4 - Un accord contraignant ?
La France défend l’adoption d’un accord juridiquement contraignant à Paris. Mais cet aspect ne fait pas l’unanimité. Le membre du Conseil sur le changement auprès du premier ministre indien, Chandrashekhar Dasgupta, déclare mi-novembre qu’« insister pour qu’un accord soit contraignant, c’est pousser les Etats à revoir à la baisse leurs ambitions puisqu’ils voudront minimiser les risques ». Dans un entretien publié le 12 novembre dans le Financial Times, le secrétaire d’Etat américain John Kerry a indiqué que l’accord « ne sera certainement pas un traité » et qu’il « n’y aura pas d’objectifs de réduction juridiquement contraignants, comme cela avait été le cas à Kyoto ». Des déclarations qui n’incitent guère à l’optimisme...
Le programme des négociations

Les négociateurs sont déjà à Paris depuis le lundi 23 novembre. Rassemblés à l’Unesco, ils coordonnent leurs positions sur des points clés de l’accord.
De manière inédite, un sommet des chefs d’Etat a lieu lundi 30 novembre sur le site du Bourget. 140 chefs d’Etat sont attendus. La cérémonie d’ouverture commence à 11 h avec un hommage aux victimes des attentats du 13 décembre. Ensuite, les allocutions de François Hollande, du secrétaire général de l’ONU Ban Ki-Moon et de Laurent Fabius seront suivies par les déclarations de tous les chefs d’Etat et de gouvernement rassemblés dans les deux salles plénières du site.
Mais les négociations à proprement parler auront commencé le dimanche 29 novembre à 17 h, sur le site du Bourget. Soit 24 h plus tôt que prévu, parce que les coprésidents des négociations Ahmed Djoghlaf et Daniel Reifsynder « ont estimé qu’un début anticipé de la session offrirait l’occasion d’utiliser de la meilleure façon possible le temps très limité à disposition pour finaliser les négociations sur le projet d’accord de Paris », rapporte le secrétaire exécutive de la CCNUCC Christiana Figueres.

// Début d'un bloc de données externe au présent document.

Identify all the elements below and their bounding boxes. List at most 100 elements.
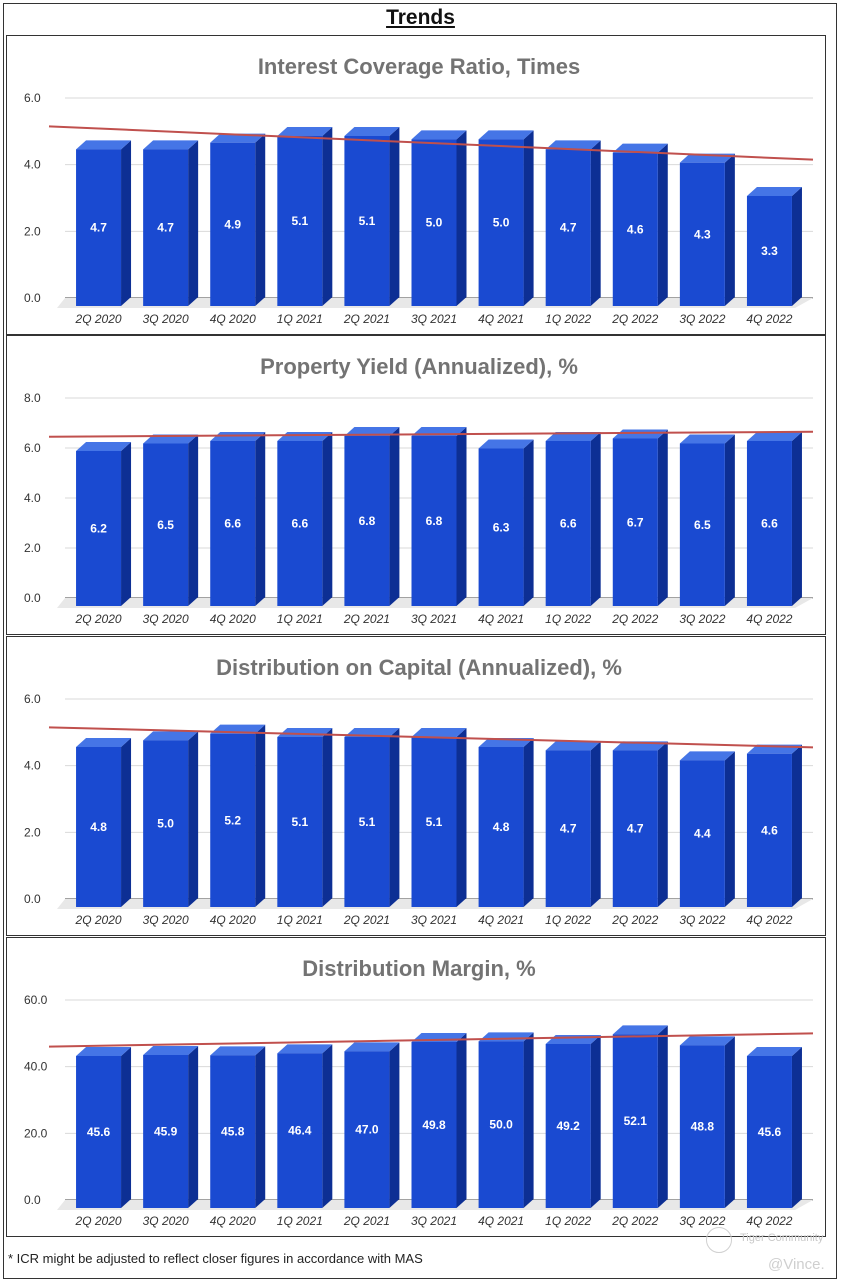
bar-front bbox=[344, 436, 390, 606]
data-label: 4.6 bbox=[627, 222, 644, 236]
x-tick-label: 4Q 2021 bbox=[478, 1214, 524, 1228]
x-tick-label: 1Q 2021 bbox=[277, 312, 323, 326]
bar-side bbox=[188, 434, 199, 606]
y-tick-label: 6.0 bbox=[24, 91, 41, 105]
bar-side bbox=[590, 140, 601, 306]
chart-panel-interest-coverage: Interest Coverage Ratio, Times 0.0 2.0 4.0 6… bbox=[6, 35, 826, 335]
chart-svg: Interest Coverage Ratio, Times 0.0 2.0 4.0 6… bbox=[24, 54, 814, 326]
x-tick-label: 1Q 2022 bbox=[545, 312, 591, 326]
page-title: Trends bbox=[386, 6, 455, 29]
bar bbox=[277, 127, 333, 306]
watermark-author: @Vince. bbox=[768, 1256, 825, 1273]
bar-front bbox=[277, 136, 323, 306]
bar-front bbox=[143, 443, 189, 606]
data-label: 4.8 bbox=[493, 820, 510, 834]
x-tick-label: 1Q 2021 bbox=[277, 612, 323, 626]
data-label: 6.6 bbox=[761, 517, 778, 531]
bar-side bbox=[724, 153, 735, 306]
footnote: * ICR might be adjusted to reflect close… bbox=[8, 1251, 423, 1266]
x-tick-label: 2Q 2020 bbox=[75, 913, 122, 927]
bar-top bbox=[679, 1036, 735, 1046]
bar bbox=[746, 744, 802, 907]
bar-front bbox=[411, 737, 457, 907]
data-label: 6.7 bbox=[627, 515, 644, 529]
bar-side bbox=[791, 1047, 802, 1208]
chart-svg: Distribution on Capital (Annualized), % 0… bbox=[24, 655, 814, 927]
bar-top bbox=[210, 1046, 266, 1056]
bar bbox=[612, 1025, 668, 1208]
bar-side bbox=[389, 427, 400, 606]
bar-side bbox=[188, 1046, 199, 1208]
bar bbox=[143, 140, 199, 306]
x-tick-label: 2Q 2020 bbox=[75, 612, 122, 626]
bar-side bbox=[523, 130, 534, 306]
trendline bbox=[48, 1032, 814, 1048]
data-label: 4.6 bbox=[761, 823, 778, 837]
bar-front bbox=[344, 737, 390, 907]
bar-side bbox=[456, 427, 467, 606]
bar-top bbox=[277, 1044, 333, 1054]
bar-front bbox=[143, 1055, 189, 1208]
bar bbox=[210, 133, 266, 306]
y-tick-label: 6.0 bbox=[24, 692, 41, 706]
x-tick-label: 3Q 2021 bbox=[411, 312, 457, 326]
bar-front bbox=[277, 1053, 323, 1208]
x-tick-label: 4Q 2022 bbox=[746, 312, 792, 326]
x-tick-label: 2Q 2021 bbox=[343, 913, 390, 927]
bar-side bbox=[121, 140, 132, 306]
bar-front bbox=[411, 436, 457, 606]
chart-title: Property Yield (Annualized), % bbox=[260, 354, 578, 379]
bar bbox=[411, 728, 467, 907]
bar bbox=[545, 1035, 601, 1208]
data-label: 45.8 bbox=[221, 1125, 245, 1139]
bar-side bbox=[389, 127, 400, 306]
x-tick-label: 3Q 2022 bbox=[679, 612, 725, 626]
bar bbox=[344, 427, 400, 606]
x-tick-label: 4Q 2020 bbox=[210, 312, 256, 326]
data-label: 45.9 bbox=[154, 1125, 178, 1139]
bar bbox=[679, 434, 735, 606]
bar-side bbox=[322, 432, 333, 606]
y-tick-label: 8.0 bbox=[24, 391, 41, 405]
bar-front bbox=[679, 162, 725, 306]
data-label: 6.8 bbox=[426, 514, 443, 528]
bar-side bbox=[657, 741, 668, 907]
data-label: 49.8 bbox=[422, 1118, 446, 1132]
bar-side bbox=[724, 751, 735, 907]
bar-top bbox=[411, 130, 467, 140]
bar-side bbox=[590, 741, 601, 907]
bar-side bbox=[322, 728, 333, 907]
data-label: 48.8 bbox=[691, 1120, 715, 1134]
x-tick-label: 4Q 2022 bbox=[746, 913, 792, 927]
bar-side bbox=[188, 731, 199, 907]
bar-top bbox=[746, 432, 802, 441]
bar-front bbox=[76, 451, 122, 606]
bar-front bbox=[612, 750, 658, 907]
bar-side bbox=[255, 432, 266, 606]
bar bbox=[344, 1042, 400, 1208]
data-label: 6.8 bbox=[359, 514, 376, 528]
bar-side bbox=[188, 140, 199, 306]
bar-top bbox=[143, 1046, 199, 1055]
y-tick-label: 2.0 bbox=[24, 224, 41, 238]
y-tick-label: 0.0 bbox=[24, 591, 41, 605]
x-tick-label: 2Q 2021 bbox=[343, 312, 390, 326]
bar-side bbox=[791, 744, 802, 907]
data-label: 5.0 bbox=[157, 817, 174, 831]
bar-front bbox=[478, 448, 524, 606]
x-tick-label: 3Q 2020 bbox=[143, 1214, 189, 1228]
watermark-logo-icon bbox=[706, 1227, 732, 1253]
bar-top bbox=[76, 1047, 132, 1056]
bar-top bbox=[746, 1047, 802, 1056]
bar bbox=[76, 738, 132, 907]
bar-front bbox=[210, 441, 256, 606]
x-tick-label: 2Q 2022 bbox=[611, 612, 658, 626]
bar bbox=[277, 432, 333, 606]
x-tick-label: 1Q 2022 bbox=[545, 1214, 591, 1228]
x-tick-label: 2Q 2021 bbox=[343, 612, 390, 626]
data-label: 46.4 bbox=[288, 1124, 312, 1138]
x-tick-label: 1Q 2021 bbox=[277, 1214, 323, 1228]
bar-front bbox=[76, 1056, 122, 1208]
x-tick-label: 1Q 2022 bbox=[545, 612, 591, 626]
data-label: 5.1 bbox=[291, 214, 308, 228]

La première semaine, le « segment technique » des négociations se déroulera. L’ADP (plate-forme de Durban pour une action renforcée), le groupe de travail chargé en 2011 lors de la conférence de Durban de conclure un accord universel de 2015, sera à pied d’oeuvre jusqu’au samedi soir.
La deuxième semaine sera plus politique, avec le début du « segment ministériel ». Après les déclarations des ministres lundi 7 décembre, des discussions informelles auront lieu jusqu’à mercredi soir. « C’est un sas de sécurité pour revoir certains éléments du texte qui restent problématique », indique Alix Mazounie, du Réseau Action Climat.
Puis, dès le jeudi 10 décembre au matin seront adoptées les décisions et les conclusions, jusqu’à l’adoption de l’accord vendredi 11 décembre en début de soirée. Ce qui est en tout cas prévu par Laurent Fabius – mais toutes les COP précédentes se sont prolongées tard dans la nuit, voire jusqu’au samedi dans l’après-midi.